Politics
Returning to Missouri in 1929, Orland Armstrong first entered politics the next year in an unsuccessful run for a seat in the state senate. Armstrong tried again in 1932 and, in a year dominated by Democratic landslides from the White House to the state house, became one of only ten Republicans elected to the Missouri House of Representatives. He would serve in the House until 1936 and then again from 1942 to 1944. Armstrong would continue his journalism career even while in the state legislature, some of his reporting would have national ramifications. A series of investigative articles in 1934 into political boss Tom Pendergast, gambling, and corruption in the Kansas City political machine. Pendergast at the time was the primary supporter of Harry S. Truman, who would become U.S. President in 1945. The articles would lead to Armstrong's appointment as a special investigator by Missouri governor Lloyd Stark in 1938, and his testimony the following year before a Jackson county grand jury looking into the Pendergast machine's activities.
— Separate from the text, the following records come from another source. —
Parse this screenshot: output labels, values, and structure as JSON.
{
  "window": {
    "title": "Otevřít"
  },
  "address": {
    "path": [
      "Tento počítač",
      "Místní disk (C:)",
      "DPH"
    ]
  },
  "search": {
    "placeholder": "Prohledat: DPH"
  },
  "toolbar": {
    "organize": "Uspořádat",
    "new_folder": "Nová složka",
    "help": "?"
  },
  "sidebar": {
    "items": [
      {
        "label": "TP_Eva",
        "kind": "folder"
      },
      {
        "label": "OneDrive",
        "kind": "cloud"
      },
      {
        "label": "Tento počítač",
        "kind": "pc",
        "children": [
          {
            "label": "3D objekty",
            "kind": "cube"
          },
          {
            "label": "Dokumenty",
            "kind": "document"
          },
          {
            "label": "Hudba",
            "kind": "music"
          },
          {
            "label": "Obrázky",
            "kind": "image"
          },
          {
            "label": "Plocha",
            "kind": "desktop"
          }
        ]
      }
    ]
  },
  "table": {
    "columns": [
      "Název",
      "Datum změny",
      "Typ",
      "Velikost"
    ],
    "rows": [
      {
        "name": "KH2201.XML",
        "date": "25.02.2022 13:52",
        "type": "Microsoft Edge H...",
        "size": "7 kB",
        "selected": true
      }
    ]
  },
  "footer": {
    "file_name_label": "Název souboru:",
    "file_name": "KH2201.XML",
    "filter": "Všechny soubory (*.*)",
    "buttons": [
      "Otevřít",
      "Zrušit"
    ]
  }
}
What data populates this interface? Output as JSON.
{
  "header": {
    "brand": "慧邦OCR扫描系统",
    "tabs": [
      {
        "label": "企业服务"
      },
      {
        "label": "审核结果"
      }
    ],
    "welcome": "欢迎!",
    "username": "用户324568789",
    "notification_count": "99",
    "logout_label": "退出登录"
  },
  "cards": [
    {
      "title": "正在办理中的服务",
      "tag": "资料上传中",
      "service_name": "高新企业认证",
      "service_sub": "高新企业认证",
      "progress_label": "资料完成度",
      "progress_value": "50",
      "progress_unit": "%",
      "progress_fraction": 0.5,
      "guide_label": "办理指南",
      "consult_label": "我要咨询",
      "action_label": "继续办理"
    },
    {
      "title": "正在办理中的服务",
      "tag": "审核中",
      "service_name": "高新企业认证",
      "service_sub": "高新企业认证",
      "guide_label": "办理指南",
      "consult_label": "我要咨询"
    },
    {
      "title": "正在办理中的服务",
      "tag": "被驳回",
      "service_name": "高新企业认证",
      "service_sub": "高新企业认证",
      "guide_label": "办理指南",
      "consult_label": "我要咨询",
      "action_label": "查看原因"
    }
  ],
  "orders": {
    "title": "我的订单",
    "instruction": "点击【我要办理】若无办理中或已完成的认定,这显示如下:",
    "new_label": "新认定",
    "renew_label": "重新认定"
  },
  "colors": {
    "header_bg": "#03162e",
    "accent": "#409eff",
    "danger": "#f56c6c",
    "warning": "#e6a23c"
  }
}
With the advent of World War II, Armstrong expressed isolationist views and was among the earliest to join with his friend Charles Lindberg in the America First Committee. However, following the Japanese attack on Pearl Harbor he wholeheartedly came out in support of the American war effort. Armstrong was elected to the Missouri House again in 1942 but chose not to seek reelection to the seat in 1944, instead running for Missouri Lieutenant Governor, an election which he lost. From 1944 until 1950 Orland Armstrong served in a variety of appointed governmental roles, including the U.S. Senate committee on the Post Office and civil service.
In 1950 Armstrong was elected to his only term in the U.S. Congress. Although just a freshman legislator, he still managed to create an international incident. While on a fact-finding trip to the Far East and Taiwan in 1951 Armstrong met with Nationalist Chinese leader Chiang Kai-shek on a plan to bring Nationalist forces into the Korean War, a plan strongly opposed by President Truman's administration. Then during the Japanese Allied Peace Conference, Armstrong had a public and very heated exchange of words with the Soviet Union's chief delegate Andrei Gromyko over slave labor camps. Although Gromyko denied the charges, the exchange put a further chill in the Cold War and hampered U.S. diplomatic efforts to bring Soviet influence on North Korean and communist Chinese leadership in hopes of achieving a peace agreement in Korea.
Due to Congressional redistricting following the 1950 census, in 1952 Armstrong would have been forced to run against friend and fellow Republican Dewey Jackson Short. Rather than do so he did not seek re-election in 1952. Armstrong was selected by old friend John Foster Dulles to be Director of Publicity for the U.S. State Department, however before he could take the position it came to light he was under criminal investigation by the Internal Revenue Service. Eventually convicted on three counts of tax evasion, Armstrong paid a large sum in back taxes and penalties but avoided jail time. Orland Armstrong would mount two more unsuccessful campaigns for public office, in 1966 and 1982, failing in attempts to return to the Missouri House.